CFPB puts Bank of America under fake accounts microscope
US regulator the Consumer Financial Protection Bureau (CFPB) is looking into the possibility that Bank of America (BofA) has been opening customer credit card accounts without proper customer authorisation.
Documents posted online by the regulator showed that it had been investigating BofA since March 2019, when it issued a civil investigative demand (CID) that was issued as part of “an investigation into whether depository institutions or other persons had engaged in unlawful acts or practices in connection with unauthorised consumer bank, credit card, and other accounts.”
The CFPB requested four interrogatories, filed six requests for documents, and one request for a written report.

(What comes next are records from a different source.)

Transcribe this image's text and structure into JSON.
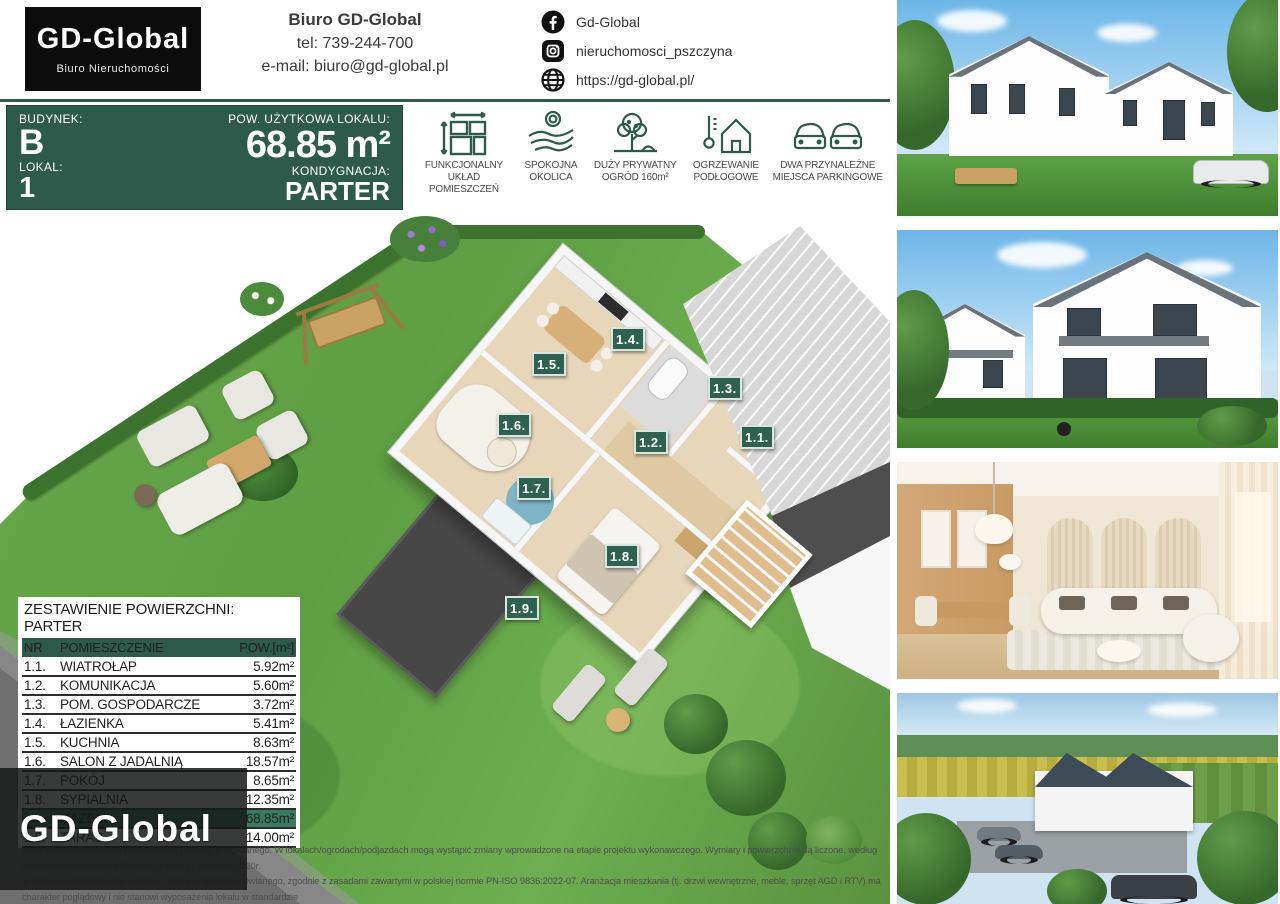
{
  "colors": {
    "brand_green": "#2d5a4a",
    "badge_green": "#2f6150",
    "total_row_green": "#3a7a5f",
    "logo_black": "#0c0c0c"
  },
  "header": {
    "logo": {
      "title": "GD-Global",
      "subtitle": "Biuro Nieruchomości"
    },
    "contact": {
      "company": "Biuro GD-Global",
      "phone": "tel: 739-244-700",
      "email": "e-mail: biuro@gd-global.pl"
    },
    "social": [
      {
        "icon": "facebook-icon",
        "label": "Gd-Global"
      },
      {
        "icon": "instagram-icon",
        "label": "nieruchomosci_pszczyna"
      },
      {
        "icon": "globe-icon",
        "label": "https://gd-global.pl/"
      }
    ]
  },
  "banner": {
    "budynek_label": "BUDYNEK:",
    "budynek_value": "B",
    "lokal_label": "LOKAL:",
    "lokal_value": "1",
    "pow_label": "POW. UŻYTKOWA LOKALU:",
    "pow_value": "68.85 m²",
    "kondygnacja_label": "KONDYGNACJA:",
    "kondygnacja_value": "PARTER"
  },
  "features": [
    {
      "icon": "floor-plan-icon",
      "label": "FUNKCJONALNY\nUKŁAD POMIESZCZEŃ"
    },
    {
      "icon": "calm-area-icon",
      "label": "SPOKOJNA\nOKOLICA"
    },
    {
      "icon": "garden-tree-icon",
      "label": "DUŻY PRYWATNY\nOGRÓD 160m²"
    },
    {
      "icon": "floor-heating-icon",
      "label": "OGRZEWANIE\nPODŁOGOWE"
    },
    {
      "icon": "parking-icon",
      "label": "DWA PRZYNALEŻNE\nMIEJSCA PARKINGOWE"
    }
  ],
  "floorplan": {
    "badges": [
      {
        "label": "1.1.",
        "x": 757,
        "y": 221
      },
      {
        "label": "1.2.",
        "x": 651,
        "y": 226
      },
      {
        "label": "1.3.",
        "x": 725,
        "y": 172
      },
      {
        "label": "1.4.",
        "x": 628,
        "y": 123
      },
      {
        "label": "1.5.",
        "x": 549,
        "y": 148
      },
      {
        "label": "1.6.",
        "x": 514,
        "y": 209
      },
      {
        "label": "1.7.",
        "x": 534,
        "y": 272
      },
      {
        "label": "1.8.",
        "x": 622,
        "y": 340
      },
      {
        "label": "1.9.",
        "x": 522,
        "y": 392
      }
    ]
  },
  "area_table": {
    "title": "ZESTAWIENIE POWIERZCHNI: PARTER",
    "headers": [
      "NR",
      "POMIESZCZENIE",
      "POW.[m²]"
    ],
    "rows": [
      [
        "1.1.",
        "WIATROŁAP",
        "5.92m²"
      ],
      [
        "1.2.",
        "KOMUNIKACJA",
        "5.60m²"
      ],
      [
        "1.3.",
        "POM. GOSPODARCZE",
        "3.72m²"
      ],
      [
        "1.4.",
        "ŁAZIENKA",
        "5.41m²"
      ],
      [
        "1.5.",
        "KUCHNIA",
        "8.63m²"
      ],
      [
        "1.6.",
        "SALON Z JADALNIĄ",
        "18.57m²"
      ],
      [
        "1.7.",
        "POKÓJ",
        "8.65m²"
      ],
      [
        "1.8.",
        "SYPIALNIA",
        "12.35m²"
      ]
    ],
    "total_row": [
      "",
      "RAZEM",
      "68.85m²"
    ],
    "extra_row": [
      "1.9.",
      "TARAS",
      "14.00m²"
    ]
  },
  "watermark": "GD-Global",
  "disclaimer": {
    "line1": "Karta lokalu opracowana na podstawie projektu budowlanego. W lokalach/ogrodach/podjazdach mogą wystąpić zmiany wprowadzone na etapie projektu wykonawczego. Wymiary i powierzchnie są liczone, według rozporządzenia Ministra Rozwoju z dnia 11 września 2020r.",
    "line2": "w sprawie szczegółowego zakresu i formy projektu budowlanego, zgodnie z zasadami zawartymi w polskiej normie PN-ISO 9836:2022-07. Aranżacja mieszkania (tj. drzwi wewnętrzne, meble, sprzęt AGD i RTV) ma charakter poglądowy i nie stanowi wyposażenia lokalu w standardzie",
    "line3": "oferowanym do sprzedaży. Pomiarów pod zakup mebli, urządzeń i wyposażenia należy dokonać z natury, po zakończeniu realizacji."
  },
  "photos": [
    {
      "name": "exterior-front-render"
    },
    {
      "name": "exterior-garden-render"
    },
    {
      "name": "interior-living-render"
    },
    {
      "name": "aerial-estate-render"
    }
  ]
}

BofA disagreed with the demands for emails and other records and petitioned the agency to close its investigation.
The bank, according to the CFPB documents, labelled the investigation “unnecessary”, “redundant”, and “unduly burdensome”. A lawyer from BofA also made reference to a “vanishingly small” number of “potentially unauthorised credit card accounts”. CFPB director, Kathleen Kraninger denied the petition in July.
Bank of America spokesman, Andy Aldridge, told the American Banker that the issues had been “thoroughly investigated” and the bank is working with regulators to confirm it has the right processes and controls in place.
This fresh probe was instigated on the tail-end of the Wells Fargo phony accounts scandal, in which the major US bank was suspected of opening 3.5 million customer accounts without authorisation.
The Office of the Comptroller of the Currency (OCC) opened a review into the sales practices of 40 major banks in the US following the scandal, and concluded in June 2018 that it had found examples of other banks opening accounts without the consent of their customers.